There were times when the projection room wasn’t big enough to contain his rants. The illusion of space seemed endless. He often forgot he wasn’t actually in the Avocado plant and banged his head on the curved wall. But that was the point—to be there without actually being there. To believe he was outside when he was inside. It was all the beauty of living life in the safety of his home.
He adjusted his round spectacles.
“I want it out,” he said. “All of it.”
“Sir?”
“This ridiculous furniture! Burn it, drop it off a bridge, I don’t care. Get it out!”
“But, sir, this work environment has proven effective. Avocado was ranked Fortune 500’s number one innovative technology company.”
“We can be better.”
“What is better than number one, sir?”
“Number one A, just do it.
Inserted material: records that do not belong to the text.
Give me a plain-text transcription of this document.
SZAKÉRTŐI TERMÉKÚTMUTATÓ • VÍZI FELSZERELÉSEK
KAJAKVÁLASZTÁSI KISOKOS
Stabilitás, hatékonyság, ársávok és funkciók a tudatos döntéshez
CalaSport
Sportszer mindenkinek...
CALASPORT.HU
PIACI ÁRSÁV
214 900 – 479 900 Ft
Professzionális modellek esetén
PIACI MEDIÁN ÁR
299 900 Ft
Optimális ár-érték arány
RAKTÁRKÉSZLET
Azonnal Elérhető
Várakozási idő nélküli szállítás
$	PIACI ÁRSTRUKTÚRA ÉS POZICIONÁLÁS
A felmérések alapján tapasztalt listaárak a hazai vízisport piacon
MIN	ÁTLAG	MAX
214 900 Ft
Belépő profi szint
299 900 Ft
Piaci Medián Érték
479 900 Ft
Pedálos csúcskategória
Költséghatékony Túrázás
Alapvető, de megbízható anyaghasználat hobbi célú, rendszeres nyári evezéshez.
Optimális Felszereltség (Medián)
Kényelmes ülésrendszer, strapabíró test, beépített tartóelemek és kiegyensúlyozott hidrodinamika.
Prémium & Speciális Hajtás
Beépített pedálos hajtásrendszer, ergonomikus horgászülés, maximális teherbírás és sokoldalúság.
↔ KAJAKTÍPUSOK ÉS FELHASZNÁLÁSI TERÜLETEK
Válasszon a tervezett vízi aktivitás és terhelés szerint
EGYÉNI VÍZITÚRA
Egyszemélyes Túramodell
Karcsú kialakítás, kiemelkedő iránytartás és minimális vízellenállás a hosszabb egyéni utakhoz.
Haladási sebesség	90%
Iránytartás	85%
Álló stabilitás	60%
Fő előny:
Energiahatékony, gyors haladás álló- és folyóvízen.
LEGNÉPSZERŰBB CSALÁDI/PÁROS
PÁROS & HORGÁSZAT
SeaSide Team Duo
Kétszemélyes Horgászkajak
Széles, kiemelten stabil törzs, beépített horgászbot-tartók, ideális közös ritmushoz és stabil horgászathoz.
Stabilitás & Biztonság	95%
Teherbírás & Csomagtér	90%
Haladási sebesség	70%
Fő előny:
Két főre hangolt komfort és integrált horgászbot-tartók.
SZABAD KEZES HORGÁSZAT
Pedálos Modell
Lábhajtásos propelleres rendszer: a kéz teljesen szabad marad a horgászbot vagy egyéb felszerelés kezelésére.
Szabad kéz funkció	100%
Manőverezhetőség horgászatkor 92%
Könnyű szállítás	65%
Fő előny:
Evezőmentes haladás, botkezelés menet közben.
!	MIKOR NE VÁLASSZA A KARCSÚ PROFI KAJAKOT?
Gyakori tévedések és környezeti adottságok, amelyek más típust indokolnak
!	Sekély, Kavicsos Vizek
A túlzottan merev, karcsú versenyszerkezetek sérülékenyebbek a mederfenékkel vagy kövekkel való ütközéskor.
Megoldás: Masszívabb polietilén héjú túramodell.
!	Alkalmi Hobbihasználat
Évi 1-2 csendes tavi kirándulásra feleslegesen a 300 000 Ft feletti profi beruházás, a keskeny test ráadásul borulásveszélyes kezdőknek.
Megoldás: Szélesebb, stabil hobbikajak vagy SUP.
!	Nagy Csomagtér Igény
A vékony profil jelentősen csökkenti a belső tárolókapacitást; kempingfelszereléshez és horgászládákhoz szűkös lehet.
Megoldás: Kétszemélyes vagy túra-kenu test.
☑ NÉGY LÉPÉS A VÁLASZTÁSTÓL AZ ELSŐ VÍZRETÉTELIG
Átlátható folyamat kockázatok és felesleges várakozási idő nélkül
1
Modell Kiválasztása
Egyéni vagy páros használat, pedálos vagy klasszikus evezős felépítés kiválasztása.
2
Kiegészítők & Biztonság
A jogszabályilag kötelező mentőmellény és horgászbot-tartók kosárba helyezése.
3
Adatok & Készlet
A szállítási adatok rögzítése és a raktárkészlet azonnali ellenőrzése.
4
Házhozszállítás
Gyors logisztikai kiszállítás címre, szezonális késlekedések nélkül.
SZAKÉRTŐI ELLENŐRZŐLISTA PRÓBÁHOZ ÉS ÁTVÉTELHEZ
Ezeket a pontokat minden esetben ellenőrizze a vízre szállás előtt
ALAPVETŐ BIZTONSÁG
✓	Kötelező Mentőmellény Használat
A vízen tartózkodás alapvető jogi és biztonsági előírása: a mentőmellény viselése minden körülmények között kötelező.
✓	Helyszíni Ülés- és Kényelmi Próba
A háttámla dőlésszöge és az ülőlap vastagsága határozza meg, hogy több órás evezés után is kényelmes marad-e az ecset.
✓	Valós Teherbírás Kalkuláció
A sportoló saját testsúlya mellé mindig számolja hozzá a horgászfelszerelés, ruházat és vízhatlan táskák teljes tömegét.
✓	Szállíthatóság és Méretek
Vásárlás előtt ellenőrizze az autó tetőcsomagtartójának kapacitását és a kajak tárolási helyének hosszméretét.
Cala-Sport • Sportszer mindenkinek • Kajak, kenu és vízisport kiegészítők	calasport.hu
All of this touch-feely weirdness is embarrassing. I look at it and just want to unzip my skin. Don’t even sell it, just throw it out. Wait, scratch that. Put it on eBay, all of it. Use reserve pricing.”
“I suggest we run your requests through predictive modeling, sir. These sweeping changes will greatly affect morale. I would expect widespread defection of some top-shelf talent.”
The droid stepped next to Eb. The musculature writhed in his calves and flexed across his shoulders. His tracksuit was unzipped between the shapely pecs. Tension rippled his forehead as he cocked his head, a bird searching for a worm.
“Gone, Dum-dum. All of it.”
“And replaced with what, sir?”
“Good old-fashioned desks in straight lines, not one of them crooked. I don’t want to hear about freethinking. We run this company like a watch from now on. This is a business now. We do it my way.”